東山光明、大沢健、池田有希子インタビュー Dramatico-musical「BLUE RAIN」「自分の中で生きる意味を見つけていただけたらすごく嬉しい」(後編)
――本作にかけた質問もさせていただきたいのですが、本作は兄と弟の憎しみと深い因縁を暴き出すというストーリーですが、あの時ああしておけばよかったと、今も後悔が残っているエピソードってありますか?
大沢:それこそ本当に身近なことで思ったのは、(池田)有希子ちゃんが三味線を習っていると聞いて、僕もやっておけばよかったなと思いました。舞台で新派の方とご一緒することがあるのですが、新派の方って役者でもあり三味線も弾けるわけですよ。芸者の方だとそういうシーンが多いのでカッコいいなと思って。
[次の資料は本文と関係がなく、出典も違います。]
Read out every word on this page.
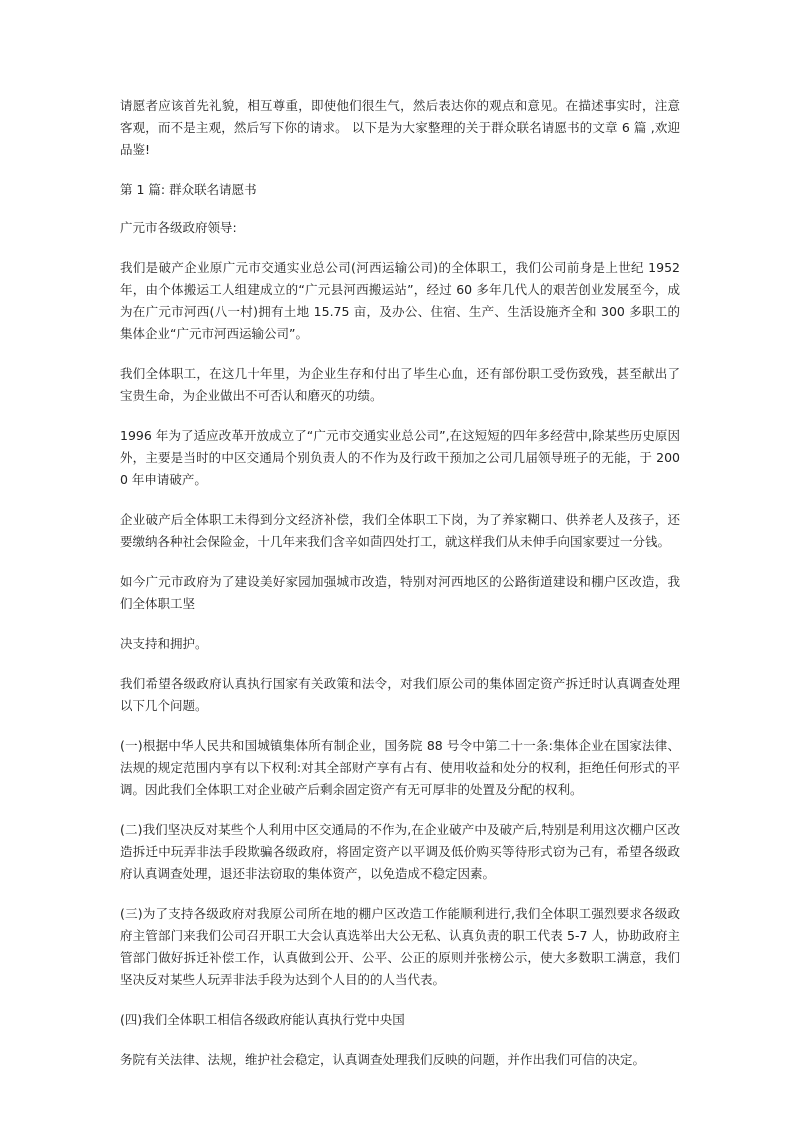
请愿者应该首先礼貌，相互尊重，即使他们很生气，然后表达你的观点和意见。在描述事实时，注意客观，而不是主观，然后写下你的请求。 以下是为大家整理的关于群众联名请愿书的文章 6 篇 ,欢迎品鉴!

第 1 篇: 群众联名请愿书

广元市各级政府领导:

我们是破产企业原广元市交通实业总公司(河西运输公司)的全体职工，我们公司前身是上世纪 1952 年，由个体搬运工人组建成立的“广元县河西搬运站”，经过 60 多年几代人的艰苦创业发展至今，成为在广元市河西(八一村)拥有土地 15.75 亩，及办公、住宿、生产、生活设施齐全和 300 多职工的集体企业“广元市河西运输公司”。

我们全体职工，在这几十年里，为企业生存和付出了毕生心血，还有部份职工受伤致残，甚至献出了宝贵生命，为企业做出不可否认和磨灭的功绩。

1996 年为了适应改革开放成立了“广元市交通实业总公司”,在这短短的四年多经营中,除某些历史原因外，主要是当时的中区交通局个别负责人的不作为及行政干预加之公司几届领导班子的无能，于 2000 年申请破产。

企业破产后全体职工未得到分文经济补偿，我们全体职工下岗，为了养家糊口、供养老人及孩子，还要缴纳各种社会保险金，十几年来我们含辛如茴四处打工，就这样我们从未伸手向国家要过一分钱。

如今广元市政府为了建设美好家园加强城市改造，特别对河西地区的公路街道建设和棚户区改造，我们全体职工坚

决支持和拥护。

我们希望各级政府认真执行国家有关政策和法令，对我们原公司的集体固定资产拆迁时认真调查处理以下几个问题。

(一)根据中华人民共和国城镇集体所有制企业，国务院 88 号令中第二十一条:集体企业在国家法律、法规的规定范围内享有以下权利:对其全部财产享有占有、使用收益和处分的权利，拒绝任何形式的平调。因此我们全体职工对企业破产后剩余固定资产有无可厚非的处置及分配的权利。

(二)我们坚决反对某些个人利用中区交通局的不作为,在企业破产中及破产后,特别是利用这次棚户区改造拆迁中玩弄非法手段欺骗各级政府，将固定资产以平调及低价购买等待形式窃为己有，希望各级政府认真调查处理，退还非法窃取的集体资产，以免造成不稳定因素。

(三)为了支持各级政府对我原公司所在地的棚户区改造工作能顺利进行,我们全体职工强烈要求各级政府主管部门来我们公司召开职工大会认真选举出大公无私、认真负责的职工代表 5-7 人，协助政府主管部门做好拆迁补偿工作，认真做到公开、公平、公正的原则并张榜公示，使大多数职工满意，我们坚决反对某些人玩弄非法手段为达到个人目的的人当代表。

(四)我们全体职工相信各级政府能认真执行党中央国

务院有关法律、法规，维护社会稳定，认真调查处理我们反映的问题，并作出我们可信的决定。
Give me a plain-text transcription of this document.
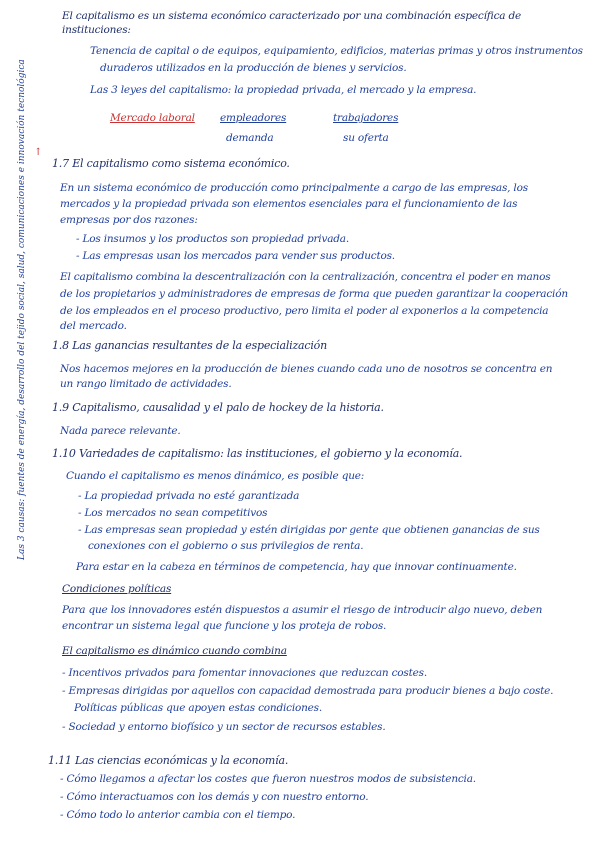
El capitalismo es un sistema económico caracterizado por una combinación específica de
instituciones:
Tenencia de capital o de equipos, equipamiento, edificios, materias primas y otros instrumentos
duraderos utilizados en la producción de bienes y servicios.
Las 3 leyes del capitalismo: la propiedad privada, el mercado y la empresa.
Mercado laboral empleadores	trabajadores
demanda	su oferta
1.7 El capitalismo como sistema económico.
En un sistema económico de producción como principalmente a cargo de las empresas, los
mercados y la propiedad privada son elementos esenciales para el funcionamiento de las
empresas por dos razones:
- Los insumos y los productos son propiedad privada.
- Las empresas usan los mercados para vender sus productos.
El capitalismo combina la descentralización con la centralización, concentra el poder en manos
de los propietarios y administradores de empresas de forma que pueden garantizar la cooperación
de los empleados en el proceso productivo, pero limita el poder al exponerlos a la competencia
del mercado.
1.8 Las ganancias resultantes de la especialización
Nos hacemos mejores en la producción de bienes cuando cada uno de nosotros se concentra en
un rango limitado de actividades.
1.9 Capitalismo, causalidad y el palo de hockey de la historia.
Nada parece relevante.
1.10 Variedades de capitalismo: las instituciones, el gobierno y la economía.
Cuando el capitalismo es menos dinámico, es posible que:
- La propiedad privada no esté garantizada
- Los mercados no sean competitivos
- Las empresas sean propiedad y estén dirigidas por gente que obtienen ganancias de sus
conexiones con el gobierno o sus privilegios de renta.
Para estar en la cabeza en términos de competencia, hay que innovar continuamente.
Condiciones políticas
Para que los innovadores estén dispuestos a asumir el riesgo de introducir algo nuevo, deben
encontrar un sistema legal que funcione y los proteja de robos.
El capitalismo es dinámico cuando combina
- Incentivos privados para fomentar innovaciones que reduzcan costes.
- Empresas dirigidas por aquellos con capacidad demostrada para producir bienes a bajo coste.
Políticas públicas que apoyen estas condiciones.
- Sociedad y entorno biofísico y un sector de recursos estables.
1.11 Las ciencias económicas y la economía.
- Cómo llegamos a afectar los costes que fueron nuestros modos de subsistencia.
- Cómo interactuamos con los demás y con nuestro entorno.
- Cómo todo lo anterior cambia con el tiempo.
Las 3 causas: fuentes de energía, desarrollo del tejido social, salud, comunicaciones e innovación tecnológica ↑
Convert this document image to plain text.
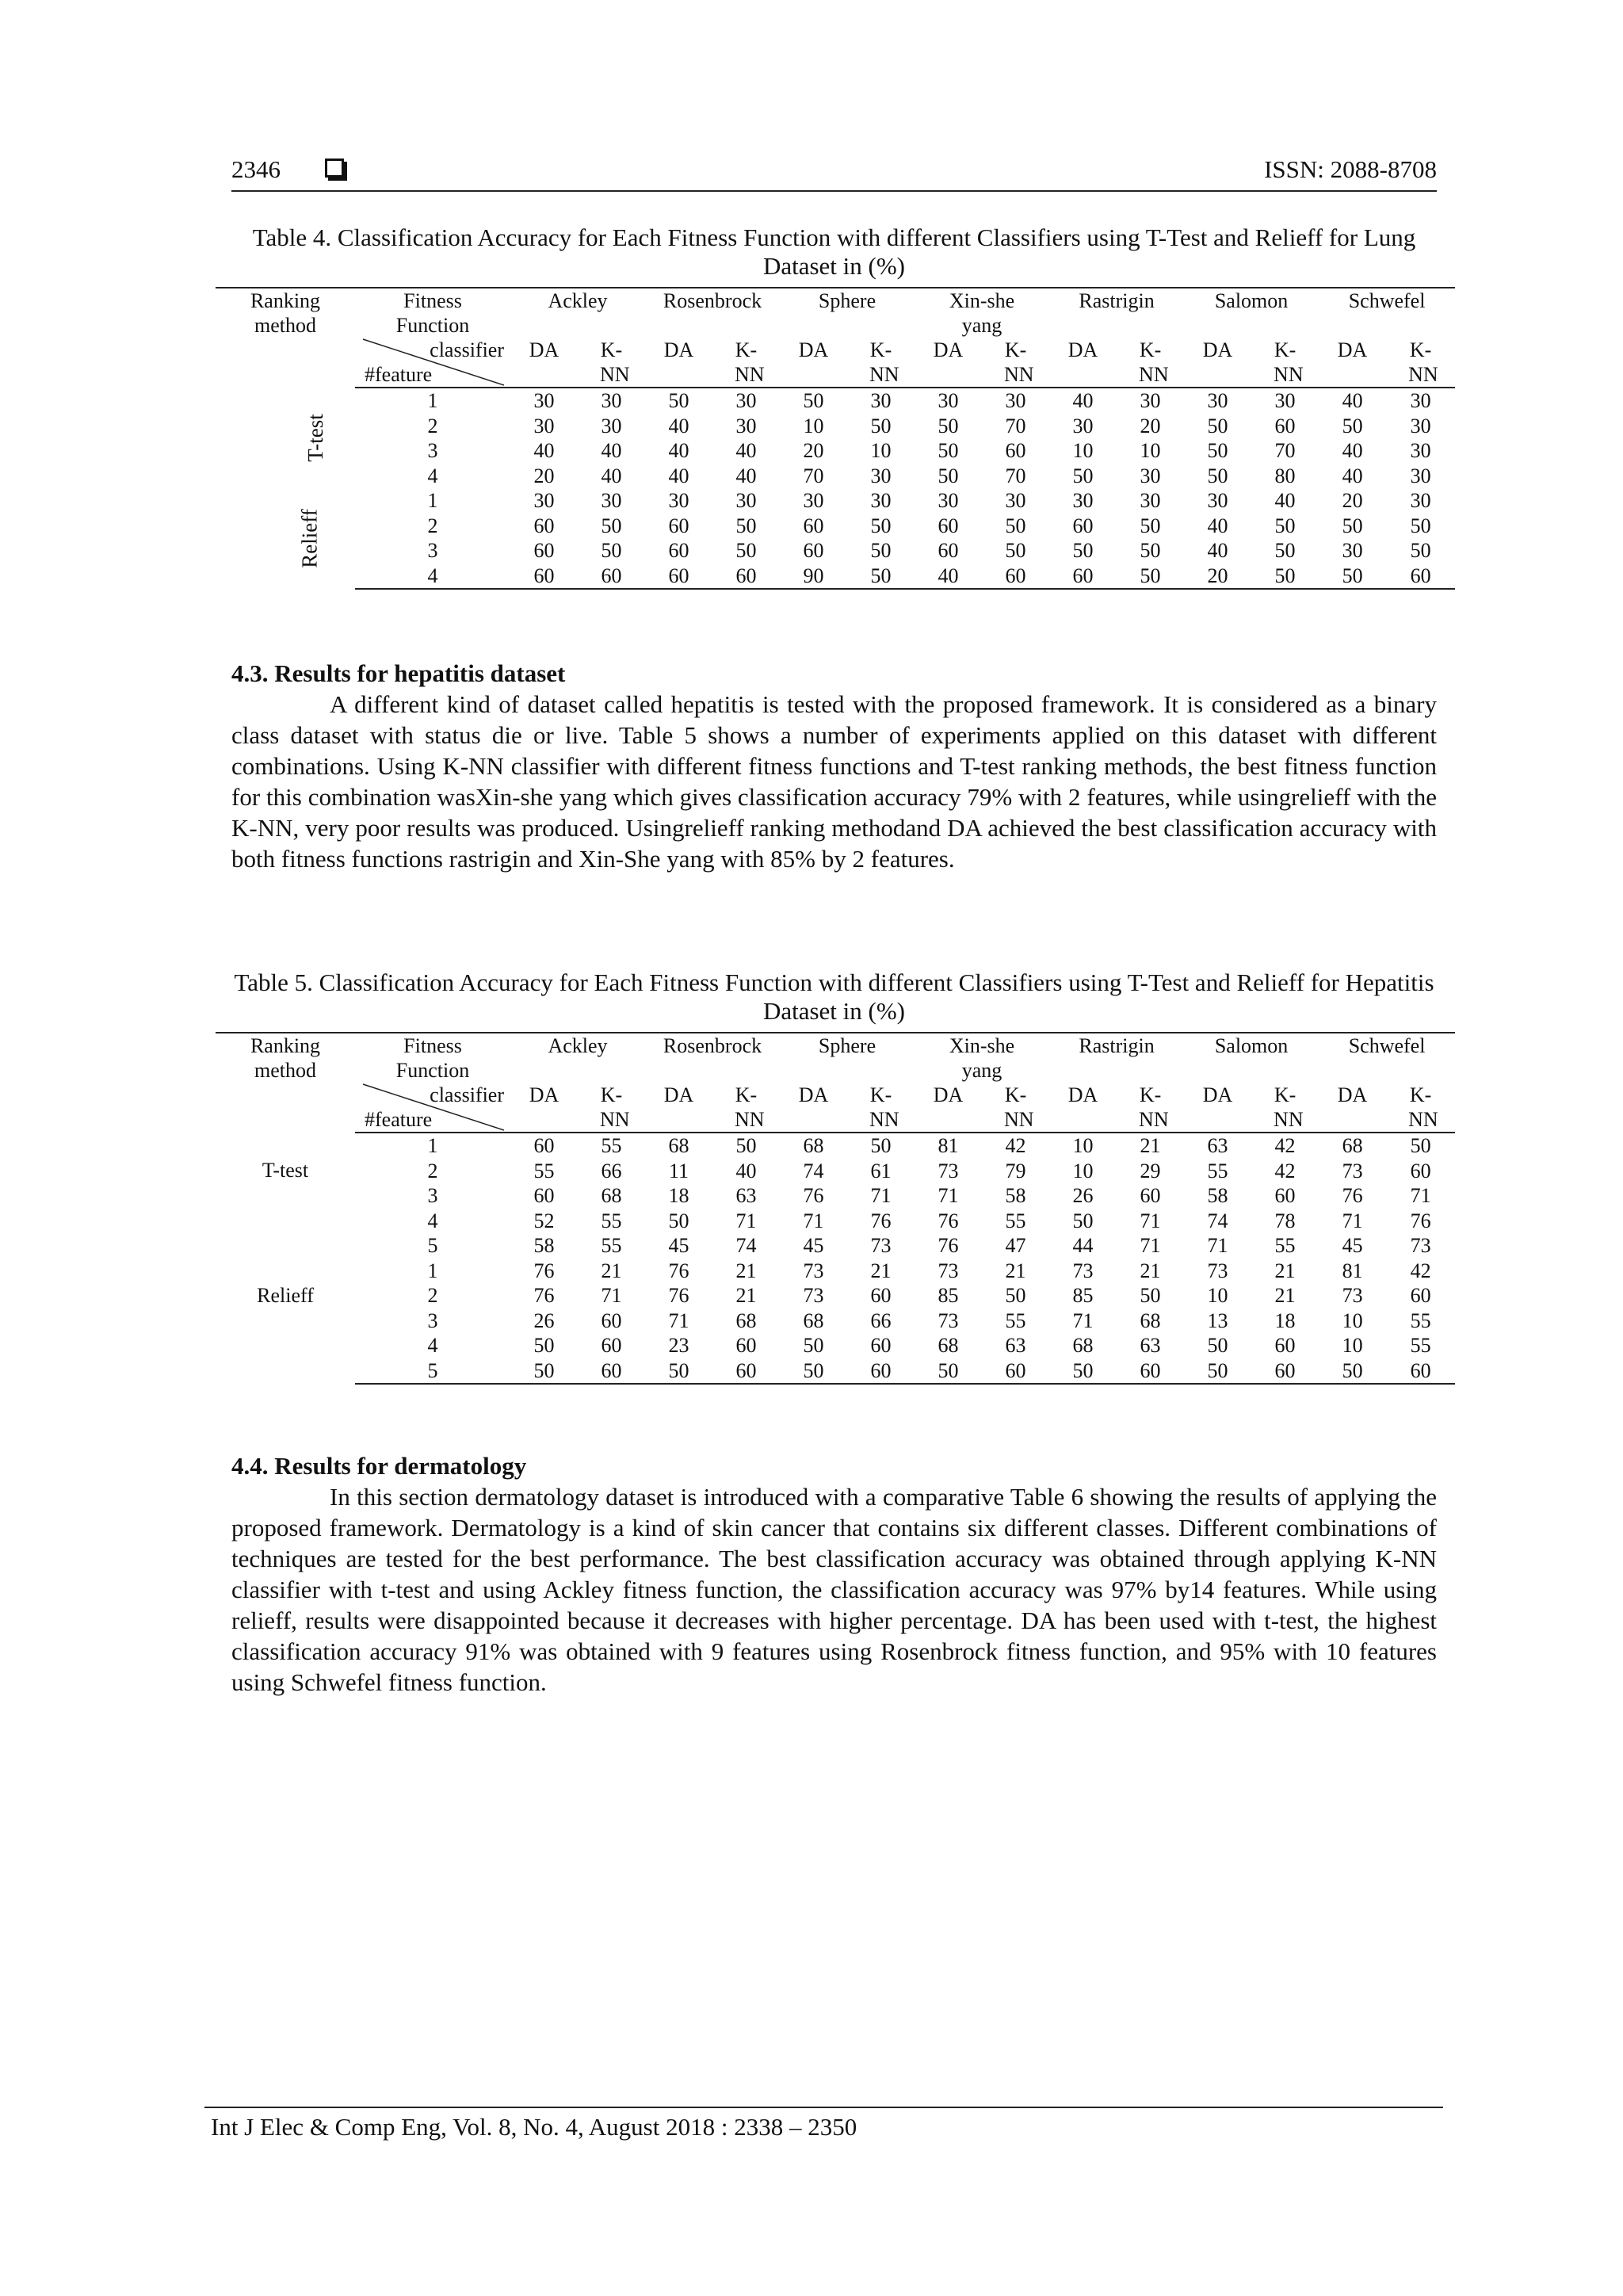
2346	ISSN: 2088-8708
Table 4. Classification Accuracy for Each Fitness Function with different Classifiers using T-Test and Relieff for Lung Dataset in (%)
Ranking method	Fitness Function	Ackley		Rosenbrock		Sphere		Xin-she yang		Rastrigin		Salomon		Schwefel	

	classifier
#feature	DA	K-NN	DA	K-NN	DA	K-NN	DA	K-NN	DA	K-NN	DA	K-NN	DA	K-NN
T-test	1	30	30	50	30	50	30	30	30	40	30	30	30	40	30
	2	30	30	40	30	10	50	50	70	30	20	50	60	50	30
	3	40	40	40	40	20	10	50	60	10	10	50	70	40	30
	4	20	40	40	40	70	30	50	70	50	30	50	80	40	30
Relieff	1	30	30	30	30	30	30	30	30	30	30	30	40	20	30
	2	60	50	60	50	60	50	60	50	60	50	40	50	50	50
	3	60	50	60	50	60	50	60	50	50	50	40	50	30	50
	4	60	60	60	60	90	50	40	60	60	50	20	50	50	60
4.3. Results for hepatitis dataset

A different kind of dataset called hepatitis is tested with the proposed framework. It is considered as a binary class dataset with status die or live. Table 5 shows a number of experiments applied on this dataset with different combinations. Using K-NN classifier with different fitness functions and T-test ranking methods, the best fitness function for this combination wasXin-she yang which gives classification accuracy 79% with 2 features, while usingrelieff with the K-NN, very poor results was produced. Usingrelieff ranking methodand DA achieved the best classification accuracy with both fitness functions rastrigin and Xin-She yang with 85% by 2 features.

Table 5. Classification Accuracy for Each Fitness Function with different Classifiers using T-Test and Relieff for Hepatitis Dataset in (%)
Ranking method	Fitness Function	Ackley		Rosenbrock		Sphere		Xin-she yang		Rastrigin		Salomon		Schwefel	

	classifier
#feature	DA	K-NN	DA	K-NN	DA	K-NN	DA	K-NN	DA	K-NN	DA	K-NN	DA	K-NN
T-test	1	60	55	68	50	68	50	81	42	10	21	63	42	68	50
	2	55	66	11	40	74	61	73	79	10	29	55	42	73	60
	3	60	68	18	63	76	71	71	58	26	60	58	60	76	71
	4	52	55	50	71	71	76	76	55	50	71	74	78	71	76
	5	58	55	45	74	45	73	76	47	44	71	71	55	45	73
Relieff	1	76	21	76	21	73	21	73	21	73	21	73	21	81	42
	2	76	71	76	21	73	60	85	50	85	50	10	21	73	60
	3	26	60	71	68	68	66	73	55	71	68	13	18	10	55
	4	50	60	23	60	50	60	68	63	68	63	50	60	10	55
	5	50	60	50	60	50	60	50	60	50	60	50	60	50	60
4.4. Results for dermatology

In this section dermatology dataset is introduced with a comparative Table 6 showing the results of applying the proposed framework. Dermatology is a kind of skin cancer that contains six different classes. Different combinations of techniques are tested for the best performance. The best classification accuracy was obtained through applying K-NN classifier with t-test and using Ackley fitness function, the classification accuracy was 97% by14 features. While using relieff, results were disappointed because it decreases with higher percentage. DA has been used with t-test, the highest classification accuracy 91% was obtained with 9 features using Rosenbrock fitness function, and 95% with 10 features using Schwefel fitness function.

Int J Elec & Comp Eng, Vol. 8, No. 4, August 2018 : 2338 – 2350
僕は鼓を習っているのですが、三味線もやっていればよかったなって。民謡の方ですが、実はうちのおじいちゃんが三味線を教えていたんですよ。だからやろうと思えばやれていたのに、それにも関わらずやっていなかったので後悔していて。
なので、やっぱり何にでも興味を持ってとにかく飛び込むことが大事だと感じました。そういう意味では有希子ちゃんは興味を持ったらすぐに実戦するもんね。
池田:でも、健ちゃんもミュージカルやってるから!
大沢:今さらちょっと遅ればせながら。最近やっと何でもやるべきだなと思うようになりましたね。
池田:本当、後悔だらけですよ! もっと若いときに頭が良かったらなって思いますし。今作についても初演のときの後悔もあるし。私初演のときに、すごく欧米的な脚本の読み方をしていて。最初に「ユタ州スプリングデールで起きた殺人事件~」というところから始まるんですけど「いつどこでだれが~」という5W1Hってあるじゃないですか。
アメリカ的な読み方だと、とにかく物語の設定が「いつどこで」というのがとても大事なんです。人間が究極の状況でどのように感情を発露してどう行動するかというテーマは国/文化問わず脚本で大事にされますが、アメリカ戯曲だと「いつどこで」ということが前情報として登場人物の行動や思考にものすごく影響するので、そのような読み方をしてしまっていた後悔があります。
東山:そういう意味だと僕は、本当に英語を勉強しておけばよかったなと思いました。海外のミュージカル作品に出させていただくときに、英語で喋れる人たちが結構な頻度で、「ハッハー!」って笑ってるんですけど、僕は全然笑えなくて……(苦笑)。
でも、僕だけわからない感じで聞き直すのもあれだし。海外の方ってすごくユーモアを入れながら喋るじゃないですか。演出に関係のないところでみんなが笑っていたりすると、後で「何で笑ってたの?」と聞いたりしています(笑)。
池田:今からでも遅くないよ!
東山:ですよね。励まされました、ありがとうございます。